La vida promedio de las empresas se acorta, incluso la de las grandes corporaciones. Hoy las organizaciones necesitan agilidad para adaptar sus productos, sus servicios, sus procesos, a unos mercados en cambio continuo.

Algunas lo intentan, pero no siempre lo consiguen. Otras simplemente desoyen lo que ya advertía Jack Welch hace treinta años:

“Cuando la tasa de cambio en el exterior es superior a la tasa de cambio en el interior es que el fin está cerca”.

El caso es que hay una dimensión de las organizaciones que no ha cambiado tanto en las últimas décadas a pesar de todo lo que ha cambiado el mundo: la forma en que gestionan a sus personas.

Hay quien puede pensar que esto tiene todo el sentido. Al fin y al cabo por mucho que haya cambiado el mundo las personas siguen siendo personas y los métodos utilizados para gestionarlas no tendrían por qué cambiar…

De no ser porque hoy las empresas se enfrentan a una serie de desafíos que hacen que su capital humano y las prácticas que emplean para gestionarlo adquieran una relevancia estratégica que antes no tenían (o al menos no era tan evidente):

Las empresas se encuentran con que tienen que competir en medio de una explosión de innovación sin precedentes. El número de patentes registradas en el mundo crece de forma exponencial y una tecnología que hoy representa una ventaja puede quedarse obsoleta al cabo de pocos meses.

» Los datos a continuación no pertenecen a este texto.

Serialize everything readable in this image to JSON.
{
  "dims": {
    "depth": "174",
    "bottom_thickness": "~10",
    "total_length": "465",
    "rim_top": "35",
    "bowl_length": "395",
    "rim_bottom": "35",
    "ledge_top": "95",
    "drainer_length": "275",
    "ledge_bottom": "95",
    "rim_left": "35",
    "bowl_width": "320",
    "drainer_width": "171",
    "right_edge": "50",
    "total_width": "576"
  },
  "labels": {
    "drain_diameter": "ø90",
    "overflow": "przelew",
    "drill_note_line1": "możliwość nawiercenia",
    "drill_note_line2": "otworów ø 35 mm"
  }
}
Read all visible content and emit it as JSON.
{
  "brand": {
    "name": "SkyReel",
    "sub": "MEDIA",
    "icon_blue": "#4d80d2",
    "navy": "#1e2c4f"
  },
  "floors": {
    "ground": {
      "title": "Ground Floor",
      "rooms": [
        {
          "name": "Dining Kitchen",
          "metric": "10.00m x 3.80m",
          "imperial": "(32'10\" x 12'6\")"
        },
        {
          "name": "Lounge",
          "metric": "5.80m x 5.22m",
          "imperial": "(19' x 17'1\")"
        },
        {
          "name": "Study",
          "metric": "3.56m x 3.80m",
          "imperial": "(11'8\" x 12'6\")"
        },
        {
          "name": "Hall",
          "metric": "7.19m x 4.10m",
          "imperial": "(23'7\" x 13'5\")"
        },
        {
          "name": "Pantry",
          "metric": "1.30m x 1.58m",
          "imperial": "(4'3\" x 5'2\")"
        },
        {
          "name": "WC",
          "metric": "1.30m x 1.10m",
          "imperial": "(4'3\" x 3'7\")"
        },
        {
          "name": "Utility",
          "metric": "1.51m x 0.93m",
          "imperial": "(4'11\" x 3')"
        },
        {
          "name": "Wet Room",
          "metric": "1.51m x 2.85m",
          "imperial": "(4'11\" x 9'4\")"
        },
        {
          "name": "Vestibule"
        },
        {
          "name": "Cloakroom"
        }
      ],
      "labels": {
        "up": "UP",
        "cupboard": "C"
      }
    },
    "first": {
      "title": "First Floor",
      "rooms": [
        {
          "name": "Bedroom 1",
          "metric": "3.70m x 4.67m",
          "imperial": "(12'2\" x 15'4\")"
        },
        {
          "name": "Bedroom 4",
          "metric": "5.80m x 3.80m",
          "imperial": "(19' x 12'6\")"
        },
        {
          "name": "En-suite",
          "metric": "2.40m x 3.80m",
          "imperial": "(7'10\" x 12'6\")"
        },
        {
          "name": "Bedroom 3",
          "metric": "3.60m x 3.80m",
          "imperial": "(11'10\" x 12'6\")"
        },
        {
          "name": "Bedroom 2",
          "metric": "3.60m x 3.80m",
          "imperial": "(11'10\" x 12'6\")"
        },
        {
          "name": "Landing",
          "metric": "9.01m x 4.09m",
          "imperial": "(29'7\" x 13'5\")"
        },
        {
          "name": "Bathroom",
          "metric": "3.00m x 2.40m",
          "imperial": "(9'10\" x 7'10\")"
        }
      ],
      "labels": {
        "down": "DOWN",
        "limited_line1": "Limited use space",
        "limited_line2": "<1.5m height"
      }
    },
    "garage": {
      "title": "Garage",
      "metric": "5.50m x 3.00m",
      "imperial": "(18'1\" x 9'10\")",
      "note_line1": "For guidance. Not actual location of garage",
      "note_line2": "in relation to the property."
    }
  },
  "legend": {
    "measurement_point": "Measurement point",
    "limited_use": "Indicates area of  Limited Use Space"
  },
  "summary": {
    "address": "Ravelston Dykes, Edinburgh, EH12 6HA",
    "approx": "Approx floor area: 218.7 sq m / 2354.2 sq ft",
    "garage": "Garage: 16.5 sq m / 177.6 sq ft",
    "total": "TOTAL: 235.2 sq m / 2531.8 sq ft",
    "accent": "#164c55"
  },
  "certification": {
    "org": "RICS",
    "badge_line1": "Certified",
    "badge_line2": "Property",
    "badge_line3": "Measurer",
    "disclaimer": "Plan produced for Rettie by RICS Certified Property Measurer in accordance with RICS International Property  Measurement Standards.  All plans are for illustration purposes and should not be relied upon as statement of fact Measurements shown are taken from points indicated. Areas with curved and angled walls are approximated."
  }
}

Pero no solo es eso. En un mundo en red todo se puede copiar más fácilmente. En este contexto las empresas empiezan a darse cuenta de que su capital humano y su cultura constituyen una de las dimensiones más difícilmente imitables por sus competidores, y por tanto una de las pocas fuentes sostenibles de ventaja competitiva para una organización hoy en día.

Por otro lado, a medida que más trabajos rutinarios son sustituidos por máquinas nos movemos hacia un escenario de trabajos complejos y menos definidos donde la diferencia entre el valor que un profesional excelente le aporta a una empresa y el que aporta un profesional promedio es mucho mayor que en los trabajos rutinarios del pasado. Por tanto, contar con los mejores profesionales y conseguir que estos den lo mejor de ellos mismos es más diferencial que antes.

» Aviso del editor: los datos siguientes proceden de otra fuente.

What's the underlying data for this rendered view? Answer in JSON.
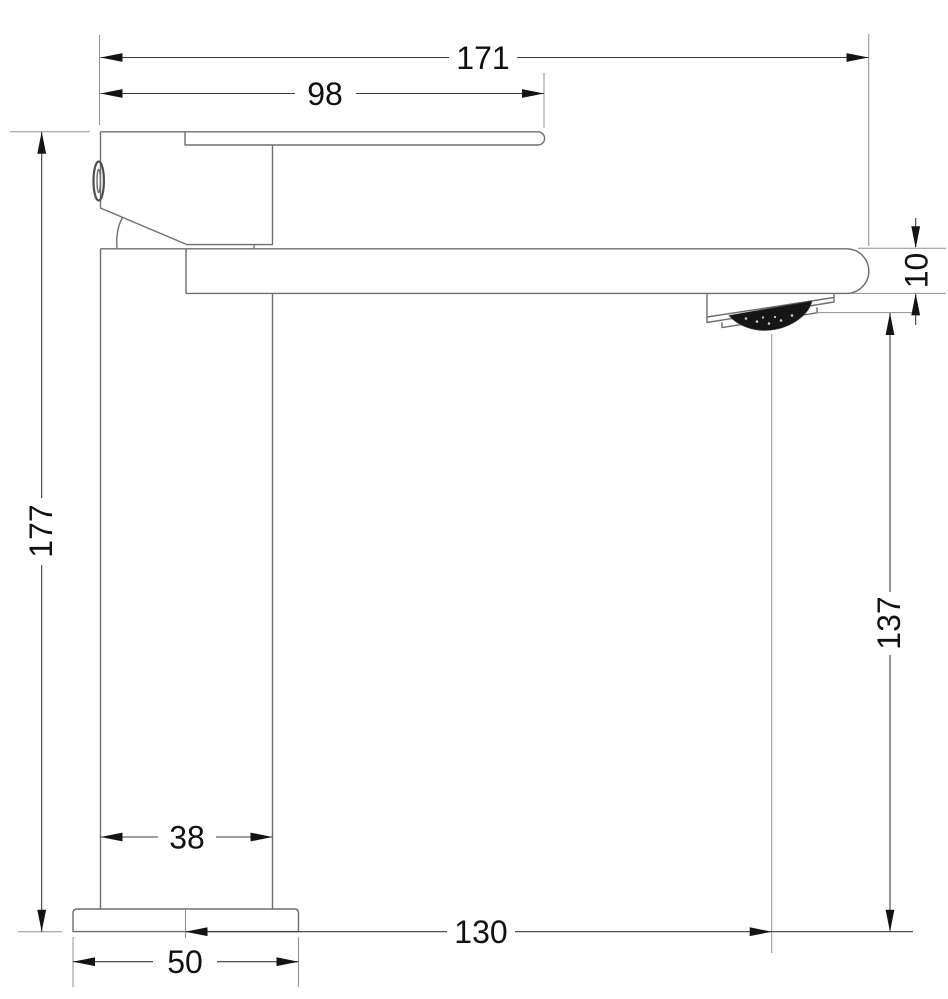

Además, las empresas necesitan colaboradores con otras cualidades. Ya no basta con empleados obedientes, leales, ni siquiera con empleados que sepan hacer bien su trabajo. Hacen falta personas con creatividad, iniciativa, capacidad de influencia. Unas capacidades que son más difíciles de gestionar y que, además, las personas aplican a su trabajo con mayor o menor intensidad dependiendo de cual sea la mentalidad con que se enfrenten a sus tareas. De ahí que el concepto de “felicidad en el trabajo” se cuele en la agenda de gestión de personas de más empresas.

Nos encontramos también con que para interpretar y dar con nuevas soluciones en un mundo complejo y cambiante no basta con las mentes de una élite de directivos. Es necesario contar con la capacidad de leer el entorno y la imaginación de más personas. Por esto cada día más organizaciones se preocupan de favorecer la colaboración lateral entre sus colaboradores, de entender las redes de relaciones informales que les vinculan, y de que en sus equipos esté representada la mayor diversidad posible de puntos de vista.

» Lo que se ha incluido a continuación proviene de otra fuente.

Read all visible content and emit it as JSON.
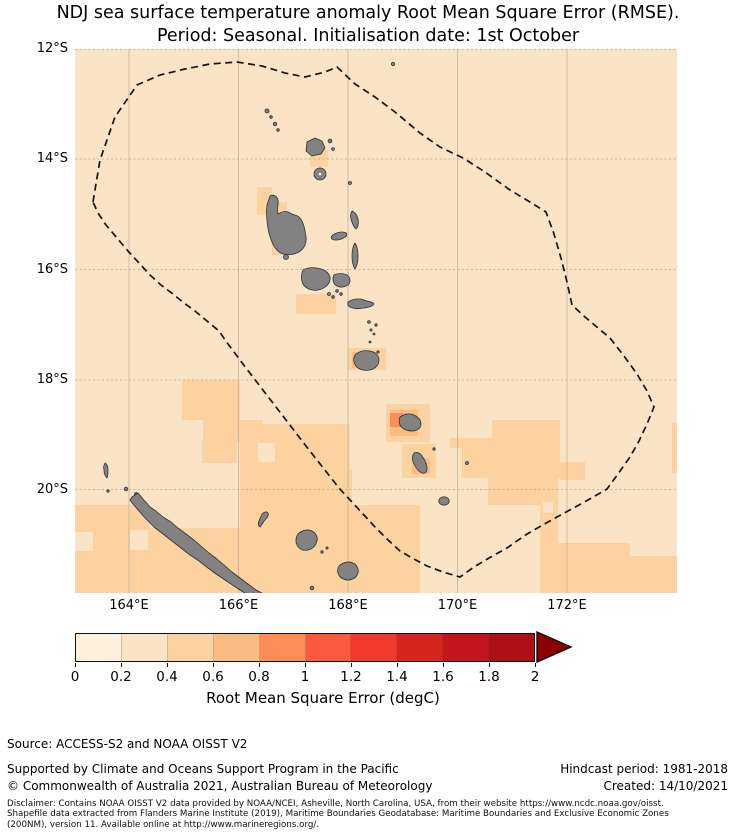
{
  "figure": {
    "title_line1": "NDJ sea surface temperature anomaly Root Mean Square Error (RMSE).",
    "title_line2": "Period: Seasonal. Initialisation date: 1st October"
  },
  "axes": {
    "lat_ticks": [
      "12°S",
      "14°S",
      "16°S",
      "18°S",
      "20°S"
    ],
    "lon_ticks": [
      "164°E",
      "166°E",
      "168°E",
      "170°E",
      "172°E"
    ]
  },
  "colorbar": {
    "label": "Root Mean Square Error (degC)",
    "tick_labels": [
      "0",
      "0.2",
      "0.4",
      "0.6",
      "0.8",
      "1",
      "1.2",
      "1.4",
      "1.6",
      "1.8",
      "2"
    ],
    "segment_colors": [
      "#fdf0dd",
      "#fbe3c6",
      "#fcd3a0",
      "#fdbb84",
      "#fc8d59",
      "#f9593f",
      "#f03b2c",
      "#d6251f",
      "#c1161b",
      "#ad1015"
    ],
    "extend_color": "#8b0000"
  },
  "footer": {
    "source": "Source: ACCESS-S2 and NOAA OISST V2",
    "supported": "Supported by Climate and Oceans Support Program in the Pacific",
    "copyright": "© Commonwealth of Australia 2021, Australian Bureau of Meteorology",
    "hindcast": "Hindcast period: 1981-2018",
    "created": "Created: 14/10/2021",
    "disclaimer_line1": "Disclaimer: Contains NOAA OISST V2 data provided by NOAA/NCEI, Asheville, North Carolina, USA, from their website https://www.ncdc.noaa.gov/oisst.",
    "disclaimer_line2": "Shapefile data extracted from Flanders Marine Institute (2019), Maritime Boundaries Geodatabase: Maritime Boundaries and Exclusive Economic Zones",
    "disclaimer_line3": "(200NM), version 11. Available online at http://www.marineregions.org/."
  },
  "chart_data": {
    "type": "heatmap",
    "title": "NDJ sea surface temperature anomaly Root Mean Square Error (RMSE). Period: Seasonal. Initialisation date: 1st October",
    "x_ticks": [
      "164°E",
      "166°E",
      "168°E",
      "170°E",
      "172°E"
    ],
    "y_ticks": [
      "12°S",
      "14°S",
      "16°S",
      "18°S",
      "20°S"
    ],
    "lon_range_deg_east": [
      163,
      174
    ],
    "lat_range_deg_south": [
      12,
      22
    ],
    "grid": true,
    "colorbar": {
      "label": "Root Mean Square Error (degC)",
      "range": [
        0,
        2
      ],
      "step": 0.2,
      "extend": "max",
      "colors": [
        "#fdf0dd",
        "#fbe3c6",
        "#fcd3a0",
        "#fdbb84",
        "#fc8d59",
        "#f9593f",
        "#f03b2c",
        "#d6251f",
        "#c1161b",
        "#ad1015",
        "#8b0000"
      ]
    },
    "map_features": [
      "Vanuatu island chain (grey land)",
      "New Caledonia and Loyalty Islands (grey land)",
      "dashed exclusive economic zone boundary polygon"
    ],
    "values_summary": [
      {
        "rmse_range": "0.2-0.4",
        "coverage": "most of the ocean domain"
      },
      {
        "rmse_range": "0.4-0.6",
        "coverage": "broad patches southwest near New Caledonia, around the southern Vanuatu islands, a large block near 169-171E / 19-20S and the southeast corner"
      },
      {
        "rmse_range": "0.6-0.8",
        "coverage": "cells adjacent to Efate, Erromango and Tanna islands"
      },
      {
        "rmse_range": "0.8-1.0",
        "coverage": "single cell immediately west of Erromango"
      }
    ]
  }
}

Las empresas también se dan cuenta de que las mejores ideas no tienen por qué surgir dentro de su perímetro y establecen mecanismos para capturar las que pueden surgir fuera. Al mismo tiempo entienden que en un entorno cambiante es importante dotarse de estructuras ligeras y flexibles que les permitan orquestar diferentes conjuntos de capacidades a la medida de los desafíos a los que se enfrenten en cada momento. De ahí que aumente la proporción de freelancers entre los colaboradores de las empresas, y que estas necesiten replantearse donde se sitúan los límites de su capital humano.

Por otra parte, las compañías ven como, a diferencia de lo que sucedía antes, sus directivos y sus comerciales ya no son las únicas personas que les representan de cara al exterior. Hoy en día a través de los medios sociales la actividad en la red de cualquiera de sus empleados puede tener un impacto imprevisible en la reputación digital de la empresa.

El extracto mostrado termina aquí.